Von Unterschiedlichkeit betroffen

Bundesweite Fachtagung „Inklusion und Teilhabe im Übergang von der Schule in den Beruf“, 21.-22.11.2016, Hamburg

Wo gehobelt wird, da fallen Späne, heißt es. Wo geredet wird, fallen überflüssige Wörter an und auf, sage ich und platziere Schreibtisch und Topfpflanze am Rande des Kongress-Saales.

Komisch, bei dem Wort „inklusiv“ fällt mir gleich das Gegenteil ein. „Exklusiv“ war doch bis vor kurzem noch ein positiv besetzter Begriff für das „Besondere“, „Außerordentliche“, „Einzigartige“, den „Exklusiv-Urlaub“, dessen Besonderheit oft in einem „all-inclusive“ besteht. Ich denke an Exklusiv-Nachrichten und Interviews. Exklusivität für Alle. An diesem Ort ist „exklusiv“ aber ein Unwort, das für Abgrenzung und Ausgrenzung steht.

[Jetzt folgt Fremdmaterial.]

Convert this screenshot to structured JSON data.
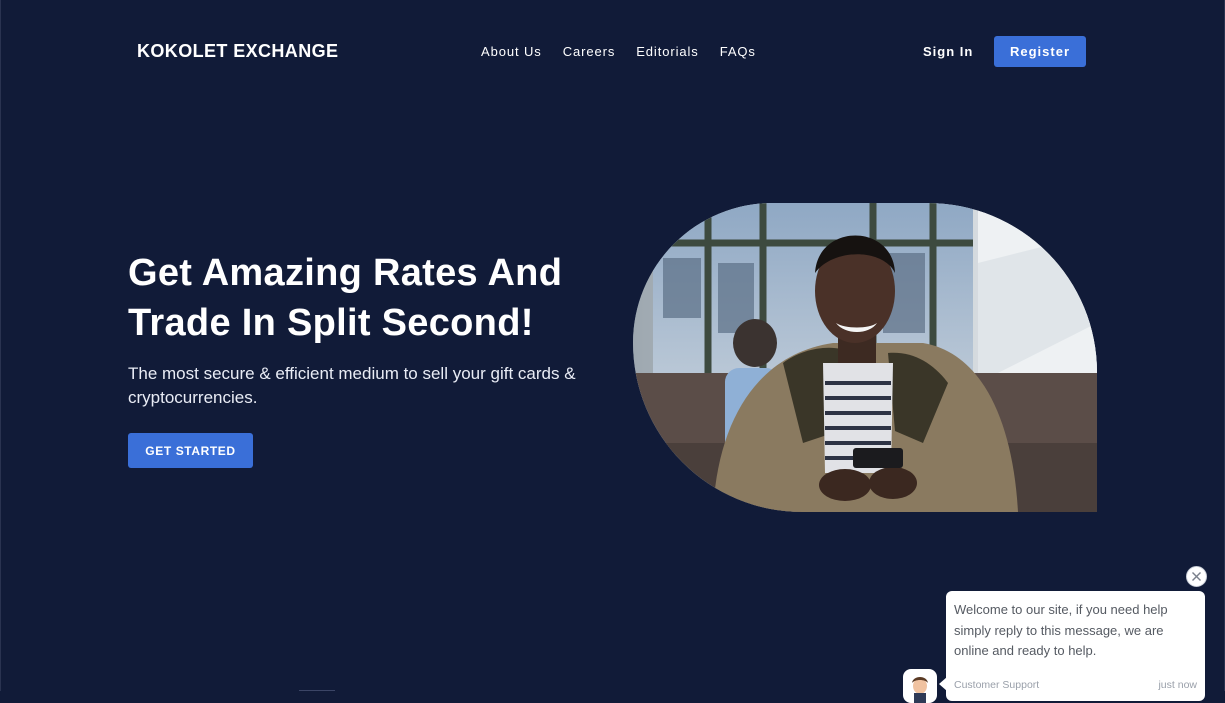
{
  "header": {
    "logo": "KOKOLET EXCHANGE",
    "nav": [
      "About Us",
      "Careers",
      "Editorials",
      "FAQs"
    ],
    "signin_label": "Sign In",
    "register_label": "Register"
  },
  "hero": {
    "title": "Get Amazing Rates And Trade In Split Second!",
    "subtitle": "The most secure & efficient medium to sell your gift cards & cryptocurrencies.",
    "cta_label": "GET STARTED"
  },
  "chat": {
    "message": "Welcome to our site, if you need help simply reply to this message, we are online and ready to help.",
    "sender": "Customer Support",
    "time": "just now",
    "close_icon": "close-icon",
    "avatar_icon": "support-agent-avatar"
  },
  "colors": {
    "background": "#111b38",
    "accent": "#3a6fd8",
    "text": "#ffffff"
  }
}
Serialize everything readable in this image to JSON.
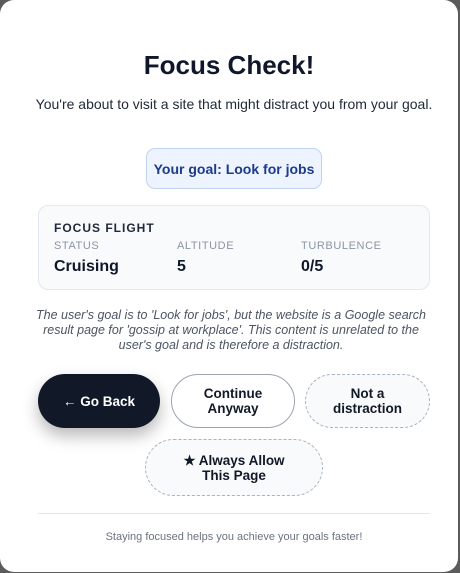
{
  "title": "Focus Check!",
  "subtitle": "You're about to visit a site that might distract you from your goal.",
  "goal": {
    "label": "Your goal: Look for jobs"
  },
  "focus_flight": {
    "heading": "FOCUS FLIGHT",
    "stats": [
      {
        "label": "STATUS",
        "value": "Cruising"
      },
      {
        "label": "ALTITUDE",
        "value": "5"
      },
      {
        "label": "TURBULENCE",
        "value": "0/5"
      }
    ]
  },
  "explanation": "The user's goal is to 'Look for jobs', but the website is a Google search result page for 'gossip at workplace'. This content is unrelated to the user's goal and is therefore a distraction.",
  "buttons": {
    "go_back": "← Go Back",
    "continue_line1": "Continue",
    "continue_line2": "Anyway",
    "not_distraction_line1": "Not a",
    "not_distraction_line2": "distraction",
    "always_allow_line1": "★ Always Allow",
    "always_allow_line2": "This Page"
  },
  "footer": "Staying focused helps you achieve your goals faster!",
  "colors": {
    "primary_button": "#111827",
    "goal_pill_bg": "#eef4ff",
    "goal_text": "#1e3a8a",
    "card_bg": "#f8fafc"
  }
}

Mein erster Eindruck: hier hat sich eine durchaus exklusiv-distinguierte Gesellschaft aus den Leitungsebenen sozial relevanter Institutionen versammelt. Interessante Frage: wieviel haben Ihre Sprache ihre Lebenswirklichkeit mit ihrer Inklusionsklientel zu tun. Einfache oder leichte Sprache ist ein großes Thema im Rahmen der Inklusion, doch zu den meisten Fachvorträgen ist dieses Konzept scheinbar nicht vorgedrungen. Immerhin sehe ich unter den ca. 400 Teilnehmern mindestens eine Rollstuhlfahrerin. Und die Moderatorin ist blind, aber ziemlich auf Zack.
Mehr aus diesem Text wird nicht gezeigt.